Your team runs 20 m6i.2xlarge instances (8 vCPU, 32 GB) on AWS on-demand at $0.384/hr. Prometheus shows average CPU usage is 25% and average memory usage is 40%.

  1. What are you spending monthly?
  2. If you right-size to actual usage (p99 + 20% headroom), what instance type fits?
  3. What's the savings from right-sizing alone?
  4. What additional savings come from 1-year reserved pricing?
Solution
1. $0.384 × 20 × 730 hours = $5,606/month

2. Actual usage:
   CPU: 25% of 8 vCPU = 2 vCPU → with 20% headroom = 2.4 vCPU → 4 vCPU instance
   Memory: 40% of 32 GB = 12.8 GB → with 20% headroom = 15.4 GB → 16 GB instance
   Fits: m6i.xlarge (4 vCPU, 16 GB) at $0.192/hr

3. Right-sized: $0.192 × 20 × 730 = $2,803/month
   Savings: $5,606 - $2,803 = $2,803/month (50% reduction)

4. m6i.xlarge 1-year reserved: ~$0.121/hr
   Reserved: $0.121 × 20 × 730 = $1,767/month
   Total savings vs original: $5,606 - $1,767 = $3,839/month = $46,068/year

Exercise 4: The Black Friday plan (15 minutes)

Write a one-page capacity plan for the following system:

  • API tier: 10 pods, 500m CPU request, 1Gi memory request
  • Database: RDS db.r6g.xlarge (4 vCPU, 32 GB), 3000 provisioned IOPS
  • Cache: ElastiCache r6g.large (2 vCPU, 13 GB)
  • Current peak: 5,000 req/s at 60ms average latency
  • Projected Black Friday: 8x traffic
  • Monthly growth: 6%

Your plan should include: instances needed (with N+1), connection pool sizing (Little's Law), database IOPS needed, estimated cost, and the single biggest risk.

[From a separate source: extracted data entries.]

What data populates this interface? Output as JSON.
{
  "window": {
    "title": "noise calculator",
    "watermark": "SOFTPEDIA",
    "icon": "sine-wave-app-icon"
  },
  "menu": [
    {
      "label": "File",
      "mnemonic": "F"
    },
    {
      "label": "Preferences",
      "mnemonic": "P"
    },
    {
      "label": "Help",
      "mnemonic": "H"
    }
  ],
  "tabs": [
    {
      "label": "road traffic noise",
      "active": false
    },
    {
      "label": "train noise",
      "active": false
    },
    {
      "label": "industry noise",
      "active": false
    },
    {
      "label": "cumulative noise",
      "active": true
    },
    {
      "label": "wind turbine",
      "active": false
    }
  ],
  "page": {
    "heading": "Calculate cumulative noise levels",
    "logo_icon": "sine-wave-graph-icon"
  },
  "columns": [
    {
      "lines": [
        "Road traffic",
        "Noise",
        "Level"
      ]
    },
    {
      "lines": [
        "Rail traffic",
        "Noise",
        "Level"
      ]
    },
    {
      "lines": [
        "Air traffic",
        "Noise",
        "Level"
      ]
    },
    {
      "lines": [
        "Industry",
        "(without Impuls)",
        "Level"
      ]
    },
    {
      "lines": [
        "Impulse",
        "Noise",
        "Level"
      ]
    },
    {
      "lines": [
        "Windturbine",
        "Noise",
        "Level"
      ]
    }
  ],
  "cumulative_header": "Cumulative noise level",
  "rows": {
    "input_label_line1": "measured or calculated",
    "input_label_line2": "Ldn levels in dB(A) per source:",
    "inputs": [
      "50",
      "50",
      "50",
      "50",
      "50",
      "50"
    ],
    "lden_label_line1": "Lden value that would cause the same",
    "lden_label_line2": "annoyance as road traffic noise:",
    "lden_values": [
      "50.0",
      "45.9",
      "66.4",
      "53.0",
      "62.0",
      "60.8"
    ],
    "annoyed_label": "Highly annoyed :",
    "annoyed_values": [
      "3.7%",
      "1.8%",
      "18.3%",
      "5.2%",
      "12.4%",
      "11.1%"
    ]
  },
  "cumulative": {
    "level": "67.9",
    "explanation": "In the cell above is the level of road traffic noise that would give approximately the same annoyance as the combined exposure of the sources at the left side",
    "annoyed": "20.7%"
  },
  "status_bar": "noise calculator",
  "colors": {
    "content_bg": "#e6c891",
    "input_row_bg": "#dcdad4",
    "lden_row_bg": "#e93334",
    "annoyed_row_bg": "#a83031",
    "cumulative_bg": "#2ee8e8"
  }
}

Hints - Start with Little's Law for connection pool sizing at 8x - Don't forget that latency increases under load (estimate 2x-3x) - Database IOPS scale roughly linearly with write traffic - The biggest risk is almost always the database tier - Use the Rule of 72 for organic growth by Black Friday

Cheat Sheet

Concept Formula / Rule Quick reference
Little's Law L = lambda * W Concurrency = arrival rate * avg latency
Rule of 72 72 / growth_rate% = doubling time 12% monthly → doubles in 6 months
Queue length util / (1 - util) At 90% util → queue of 9
N+1 capacity (N-1) * per_instance_cap > peak Losing 1 instance must still serve peak
Right-sizing p99_usage * 1.2 = request 20% headroom on 99th percentile
Exhaustion date (capacity - peak) / monthly_growth Months until resource runs out
Headroom CPU 60-70%, Mem 70-80%, Disk 70-75%, Net 50-60% Max utilization targets at peak
USE method Utilization, Saturation, Errors Check all three for every resource

Key Prometheus queries:

Need Query
Disk fill prediction predict_linear(node_filesystem_avail_bytes[7d], 30*24*3600) < 0
CPU headroom 1 - avg(rate(node_cpu_seconds_total{mode!="idle"}[5m]))
Container right-sizing ratio actual_cpu / requested_cpu — below 0.3 means over-provisioned
Request rate rate(http_requests_total[5m])

Napkin reference numbers:

Resource Ballpark
1 Gbps ~125 MB/s, ~120K req/s at 1 KB
SSD 10K-100K random IOPS
NVMe 100K-1M random IOPS
1 TCP connection ~3.5 KB kernel memory
1M connections ~3.5 GB kernel + 10-50 GB app memory

Takeaways

  1. Measure all four dimensions. CPU, memory, disk, network. Your bottleneck will be the one you forgot to check — and it's probably disk IOPS.

  2. Plan on peaks and saturation, never averages. A system at 40% average utilization can be saturated during bursts. Use percentiles, not means.

  3. Little's Law is the Swiss army knife. L = lambda * W connects concurrency, throughput, and latency. Use it for connection pools, thread pools, queue sizing — anything with arrivals and departures.

  4. The queueing cliff is real. Systems don't degrade linearly. Going from 80% to 90% utilization more than doubles your queue length. The 80% rule exists for a reason.

  5. Traffic capacity and data capacity are different problems. You can scale your app tier to 10x and still hit the IOPS ceiling on your database volumes. Plan both.

  6. Auto-scaling is a seatbelt, not a steering wheel. Use it for organic variance. For known events, pre-scale. Know your service quotas.